A difficult truth is, though they may not have always been the best choices, it was your parents’ choices that brought you here. And it is now your responsibility to lead from that or course correct. Your parent is fully responsible for what they did to you. They were not taken over by a bad spirit. They were not infected by some parasite. And it’s not hereditary. You are not infected with the same poison. The same monster won’t inevitably come out when you become a parent. When you accept that your parent did what they did because they chose to do so and were disconnected from their inner Source, you will understand that you also get to choose. What happened wasn’t your fault, but it is now your responsibility. It’s your job to decide what you carry on and what ends with you, to dive deep within and reconnect with your inner fire. To put it simply, our parents’ choices can make it harder for us to access our internal software of innate capabilities, but they did not create the software, it was already there.

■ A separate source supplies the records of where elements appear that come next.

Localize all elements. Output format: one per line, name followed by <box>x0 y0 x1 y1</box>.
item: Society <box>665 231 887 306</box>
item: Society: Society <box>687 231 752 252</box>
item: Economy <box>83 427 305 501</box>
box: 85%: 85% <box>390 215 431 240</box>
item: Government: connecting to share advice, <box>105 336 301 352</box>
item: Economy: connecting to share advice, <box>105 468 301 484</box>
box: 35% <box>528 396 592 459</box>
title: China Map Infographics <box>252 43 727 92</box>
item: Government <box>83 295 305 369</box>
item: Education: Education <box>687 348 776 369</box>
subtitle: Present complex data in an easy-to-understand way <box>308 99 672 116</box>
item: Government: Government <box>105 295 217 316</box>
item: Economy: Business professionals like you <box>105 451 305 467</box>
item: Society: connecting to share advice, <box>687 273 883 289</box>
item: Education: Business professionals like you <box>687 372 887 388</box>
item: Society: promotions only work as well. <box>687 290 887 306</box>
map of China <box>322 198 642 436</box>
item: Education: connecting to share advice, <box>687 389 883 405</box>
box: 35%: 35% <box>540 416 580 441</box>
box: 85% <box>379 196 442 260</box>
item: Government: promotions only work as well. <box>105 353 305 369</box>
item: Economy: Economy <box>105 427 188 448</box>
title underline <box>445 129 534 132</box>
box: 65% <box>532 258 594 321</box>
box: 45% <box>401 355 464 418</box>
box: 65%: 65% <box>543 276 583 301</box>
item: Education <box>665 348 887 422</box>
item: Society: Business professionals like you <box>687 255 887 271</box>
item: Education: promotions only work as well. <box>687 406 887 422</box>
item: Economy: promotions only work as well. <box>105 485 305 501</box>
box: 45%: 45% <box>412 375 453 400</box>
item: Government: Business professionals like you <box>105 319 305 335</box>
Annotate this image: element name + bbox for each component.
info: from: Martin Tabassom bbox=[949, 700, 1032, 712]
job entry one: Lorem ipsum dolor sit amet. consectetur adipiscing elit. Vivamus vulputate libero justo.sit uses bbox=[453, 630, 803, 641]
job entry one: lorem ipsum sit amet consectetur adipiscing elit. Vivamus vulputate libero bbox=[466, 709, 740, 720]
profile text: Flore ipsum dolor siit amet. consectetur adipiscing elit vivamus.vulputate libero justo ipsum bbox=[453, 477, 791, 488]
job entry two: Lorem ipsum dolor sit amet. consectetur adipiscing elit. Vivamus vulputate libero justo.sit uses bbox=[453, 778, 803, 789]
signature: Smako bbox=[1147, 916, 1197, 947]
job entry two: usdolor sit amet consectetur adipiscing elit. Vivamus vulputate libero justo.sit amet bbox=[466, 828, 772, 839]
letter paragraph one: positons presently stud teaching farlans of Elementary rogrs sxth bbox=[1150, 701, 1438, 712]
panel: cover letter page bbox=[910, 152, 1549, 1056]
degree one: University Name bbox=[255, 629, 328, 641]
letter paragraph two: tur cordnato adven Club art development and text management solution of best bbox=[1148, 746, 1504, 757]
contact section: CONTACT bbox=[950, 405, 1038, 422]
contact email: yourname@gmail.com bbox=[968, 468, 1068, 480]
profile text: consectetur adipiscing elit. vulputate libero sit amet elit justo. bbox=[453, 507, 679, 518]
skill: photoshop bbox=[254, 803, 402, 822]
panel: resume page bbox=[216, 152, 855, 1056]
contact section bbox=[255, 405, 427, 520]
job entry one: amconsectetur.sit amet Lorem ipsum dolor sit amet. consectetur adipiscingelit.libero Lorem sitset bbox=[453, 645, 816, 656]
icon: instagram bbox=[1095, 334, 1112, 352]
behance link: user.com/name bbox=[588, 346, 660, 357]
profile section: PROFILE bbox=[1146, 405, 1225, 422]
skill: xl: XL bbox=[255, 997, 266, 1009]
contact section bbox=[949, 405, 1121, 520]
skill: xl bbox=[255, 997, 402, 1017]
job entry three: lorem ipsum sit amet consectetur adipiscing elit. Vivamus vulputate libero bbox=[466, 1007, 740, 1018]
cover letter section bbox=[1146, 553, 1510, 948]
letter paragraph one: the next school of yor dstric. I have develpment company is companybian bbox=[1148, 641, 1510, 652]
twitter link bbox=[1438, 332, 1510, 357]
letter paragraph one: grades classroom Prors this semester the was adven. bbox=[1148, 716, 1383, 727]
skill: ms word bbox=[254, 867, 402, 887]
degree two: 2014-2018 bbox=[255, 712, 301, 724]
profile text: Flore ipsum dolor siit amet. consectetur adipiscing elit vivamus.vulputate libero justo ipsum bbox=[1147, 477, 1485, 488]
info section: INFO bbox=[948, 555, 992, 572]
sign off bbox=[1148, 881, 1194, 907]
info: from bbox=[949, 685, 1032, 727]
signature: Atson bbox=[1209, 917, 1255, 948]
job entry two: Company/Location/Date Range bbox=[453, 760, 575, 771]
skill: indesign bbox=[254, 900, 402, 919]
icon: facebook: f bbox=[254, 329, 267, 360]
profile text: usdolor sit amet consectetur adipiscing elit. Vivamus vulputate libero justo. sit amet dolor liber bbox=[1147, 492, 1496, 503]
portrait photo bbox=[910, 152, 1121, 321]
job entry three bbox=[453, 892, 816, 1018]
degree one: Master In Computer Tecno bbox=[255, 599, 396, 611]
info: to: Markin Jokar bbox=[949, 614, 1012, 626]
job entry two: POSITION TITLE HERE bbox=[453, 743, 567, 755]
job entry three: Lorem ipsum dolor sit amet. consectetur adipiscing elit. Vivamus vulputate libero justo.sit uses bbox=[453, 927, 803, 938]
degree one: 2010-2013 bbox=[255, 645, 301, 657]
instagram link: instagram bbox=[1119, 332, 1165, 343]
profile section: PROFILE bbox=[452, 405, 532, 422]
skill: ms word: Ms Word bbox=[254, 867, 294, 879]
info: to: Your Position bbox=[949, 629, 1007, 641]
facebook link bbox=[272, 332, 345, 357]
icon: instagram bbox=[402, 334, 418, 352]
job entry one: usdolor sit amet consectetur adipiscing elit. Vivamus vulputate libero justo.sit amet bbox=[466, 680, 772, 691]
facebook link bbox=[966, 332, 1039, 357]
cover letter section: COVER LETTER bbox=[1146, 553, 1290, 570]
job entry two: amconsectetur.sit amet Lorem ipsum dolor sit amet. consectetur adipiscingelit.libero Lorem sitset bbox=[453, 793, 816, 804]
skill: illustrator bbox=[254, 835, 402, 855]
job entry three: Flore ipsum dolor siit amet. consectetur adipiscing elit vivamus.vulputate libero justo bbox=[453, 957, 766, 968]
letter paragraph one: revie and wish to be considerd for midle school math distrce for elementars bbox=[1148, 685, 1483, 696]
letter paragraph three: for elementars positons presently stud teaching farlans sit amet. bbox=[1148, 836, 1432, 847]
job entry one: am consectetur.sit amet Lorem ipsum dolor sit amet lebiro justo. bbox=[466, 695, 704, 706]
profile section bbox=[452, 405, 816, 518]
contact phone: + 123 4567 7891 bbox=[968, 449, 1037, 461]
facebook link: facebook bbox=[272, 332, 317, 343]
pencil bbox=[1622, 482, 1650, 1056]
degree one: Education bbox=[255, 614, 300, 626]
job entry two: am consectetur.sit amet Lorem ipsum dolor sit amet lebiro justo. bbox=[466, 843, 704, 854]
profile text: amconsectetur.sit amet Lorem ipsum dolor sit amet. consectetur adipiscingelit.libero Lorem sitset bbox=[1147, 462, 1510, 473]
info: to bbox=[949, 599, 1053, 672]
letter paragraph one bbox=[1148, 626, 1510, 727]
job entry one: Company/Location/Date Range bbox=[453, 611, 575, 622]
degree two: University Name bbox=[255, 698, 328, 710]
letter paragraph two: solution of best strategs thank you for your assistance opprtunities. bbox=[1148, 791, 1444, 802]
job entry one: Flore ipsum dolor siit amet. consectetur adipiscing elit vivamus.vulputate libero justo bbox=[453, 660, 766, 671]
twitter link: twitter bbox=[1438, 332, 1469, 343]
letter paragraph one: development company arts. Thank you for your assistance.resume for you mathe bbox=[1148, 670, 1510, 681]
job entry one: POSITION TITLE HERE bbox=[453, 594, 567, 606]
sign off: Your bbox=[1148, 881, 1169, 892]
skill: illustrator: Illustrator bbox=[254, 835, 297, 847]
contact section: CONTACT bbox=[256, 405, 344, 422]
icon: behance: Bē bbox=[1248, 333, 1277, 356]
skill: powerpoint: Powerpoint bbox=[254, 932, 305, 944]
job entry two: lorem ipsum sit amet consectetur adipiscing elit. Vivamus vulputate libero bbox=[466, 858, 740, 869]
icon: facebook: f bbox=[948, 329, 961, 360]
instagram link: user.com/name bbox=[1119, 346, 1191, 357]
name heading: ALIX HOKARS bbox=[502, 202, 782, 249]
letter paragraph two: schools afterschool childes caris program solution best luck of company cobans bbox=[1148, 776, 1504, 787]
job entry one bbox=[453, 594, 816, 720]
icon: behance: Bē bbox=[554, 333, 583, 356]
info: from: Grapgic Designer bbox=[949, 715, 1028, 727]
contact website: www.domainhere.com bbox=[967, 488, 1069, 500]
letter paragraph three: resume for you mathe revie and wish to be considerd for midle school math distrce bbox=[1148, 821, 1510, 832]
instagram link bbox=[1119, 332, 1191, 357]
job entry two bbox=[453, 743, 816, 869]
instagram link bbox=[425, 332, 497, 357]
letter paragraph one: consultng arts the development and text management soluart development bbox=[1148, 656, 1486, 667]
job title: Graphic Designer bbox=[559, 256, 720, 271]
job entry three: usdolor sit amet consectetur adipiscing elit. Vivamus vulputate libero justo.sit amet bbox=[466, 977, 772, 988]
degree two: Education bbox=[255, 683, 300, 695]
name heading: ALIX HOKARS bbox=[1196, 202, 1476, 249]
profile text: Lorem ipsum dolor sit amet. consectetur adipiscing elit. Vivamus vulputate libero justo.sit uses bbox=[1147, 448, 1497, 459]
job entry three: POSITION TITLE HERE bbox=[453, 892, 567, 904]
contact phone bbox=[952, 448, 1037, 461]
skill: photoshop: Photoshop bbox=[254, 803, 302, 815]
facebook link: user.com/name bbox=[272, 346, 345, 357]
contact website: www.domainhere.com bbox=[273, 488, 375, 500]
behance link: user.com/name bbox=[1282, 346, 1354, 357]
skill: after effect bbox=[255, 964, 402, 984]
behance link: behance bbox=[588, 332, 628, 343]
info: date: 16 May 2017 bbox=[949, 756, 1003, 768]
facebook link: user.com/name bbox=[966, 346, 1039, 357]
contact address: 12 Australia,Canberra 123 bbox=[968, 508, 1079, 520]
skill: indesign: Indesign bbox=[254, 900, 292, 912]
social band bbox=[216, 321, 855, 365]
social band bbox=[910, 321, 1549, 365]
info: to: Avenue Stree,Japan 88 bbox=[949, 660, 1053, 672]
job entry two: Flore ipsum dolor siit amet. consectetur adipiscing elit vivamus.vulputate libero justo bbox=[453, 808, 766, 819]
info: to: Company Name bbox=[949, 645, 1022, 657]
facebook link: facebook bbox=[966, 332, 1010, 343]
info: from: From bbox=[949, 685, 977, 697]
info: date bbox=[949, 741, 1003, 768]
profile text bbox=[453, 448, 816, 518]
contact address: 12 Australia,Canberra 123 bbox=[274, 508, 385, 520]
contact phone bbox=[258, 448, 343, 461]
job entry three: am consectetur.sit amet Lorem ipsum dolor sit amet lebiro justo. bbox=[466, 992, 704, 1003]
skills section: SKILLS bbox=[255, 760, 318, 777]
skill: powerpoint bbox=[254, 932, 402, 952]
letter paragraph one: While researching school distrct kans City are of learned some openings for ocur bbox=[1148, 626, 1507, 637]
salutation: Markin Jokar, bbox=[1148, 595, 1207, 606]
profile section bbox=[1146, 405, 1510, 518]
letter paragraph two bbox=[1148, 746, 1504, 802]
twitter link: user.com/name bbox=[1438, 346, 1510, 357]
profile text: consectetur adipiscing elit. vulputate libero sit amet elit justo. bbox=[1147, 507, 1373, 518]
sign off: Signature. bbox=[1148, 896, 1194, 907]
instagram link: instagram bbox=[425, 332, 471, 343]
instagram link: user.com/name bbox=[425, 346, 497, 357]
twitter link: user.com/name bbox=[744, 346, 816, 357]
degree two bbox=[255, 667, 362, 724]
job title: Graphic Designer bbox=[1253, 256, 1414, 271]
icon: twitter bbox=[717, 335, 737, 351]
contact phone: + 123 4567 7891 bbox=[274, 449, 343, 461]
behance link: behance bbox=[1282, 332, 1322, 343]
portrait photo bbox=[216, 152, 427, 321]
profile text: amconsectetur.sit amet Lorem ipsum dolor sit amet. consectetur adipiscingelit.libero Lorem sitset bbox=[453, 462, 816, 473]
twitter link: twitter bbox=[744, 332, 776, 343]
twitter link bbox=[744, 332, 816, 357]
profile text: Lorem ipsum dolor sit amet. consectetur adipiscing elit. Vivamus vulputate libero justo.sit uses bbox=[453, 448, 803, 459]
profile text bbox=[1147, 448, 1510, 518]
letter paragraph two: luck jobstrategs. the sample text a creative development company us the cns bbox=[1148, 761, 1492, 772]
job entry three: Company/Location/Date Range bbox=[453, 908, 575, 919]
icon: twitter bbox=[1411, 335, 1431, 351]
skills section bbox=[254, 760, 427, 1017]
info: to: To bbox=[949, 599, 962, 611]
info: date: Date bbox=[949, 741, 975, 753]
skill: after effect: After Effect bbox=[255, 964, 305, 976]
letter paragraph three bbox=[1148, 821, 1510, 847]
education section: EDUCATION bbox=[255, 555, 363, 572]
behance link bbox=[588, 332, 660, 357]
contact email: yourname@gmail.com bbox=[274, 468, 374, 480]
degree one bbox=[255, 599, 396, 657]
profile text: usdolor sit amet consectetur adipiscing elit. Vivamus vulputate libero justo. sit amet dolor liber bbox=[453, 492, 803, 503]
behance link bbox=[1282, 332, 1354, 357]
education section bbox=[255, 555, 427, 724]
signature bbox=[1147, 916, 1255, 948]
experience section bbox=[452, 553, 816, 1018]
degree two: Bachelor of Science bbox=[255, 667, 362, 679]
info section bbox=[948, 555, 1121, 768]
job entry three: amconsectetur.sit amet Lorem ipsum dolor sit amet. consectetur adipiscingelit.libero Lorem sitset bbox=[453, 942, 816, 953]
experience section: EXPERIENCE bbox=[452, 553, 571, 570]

This means our own children have this software too, and should not have to carry our choices and mistakes. They will get to choose what kind of person and parent they want to be and what type of relationship they keep with us in adulthood. Our choices and actions will reflect what kind of relationship we will have with them. We are not entitled to them. Our children are not a guarantee. They are not a product solely of us. They don’t belong to us. My daughter will love in her own way. She has her own inner fire. She will be led on her own path. The relationship I have with her will either grant me a spot on the sidelines to watch and cheer as she goes on, or will keep me out. Once our children no longer depend on us for basic needs, they get to choose what kind of relationship they want with us. How we show up for them during their dependant years will determine if they want us around in their adult life. If we can stop seeing children as little problems we have to fix right away, and rather see them as beings we are creating lifelong relationships and bonds with, we will always have a place in their life. If we take responsibility for our parenting, healing and make space for them, they will always make room for us. If we love them in their language, they will love us the same.
The vehicle gets us here, but love is already in us when we get here. Heal so you can access your internal wisdom fully and effortlessly, so you can constantly be in communication with your higher self and love from that divine place. Give your child that Higher love and you may just hold a place in their life long enough and close enough to witness their wonder while on their own journeys.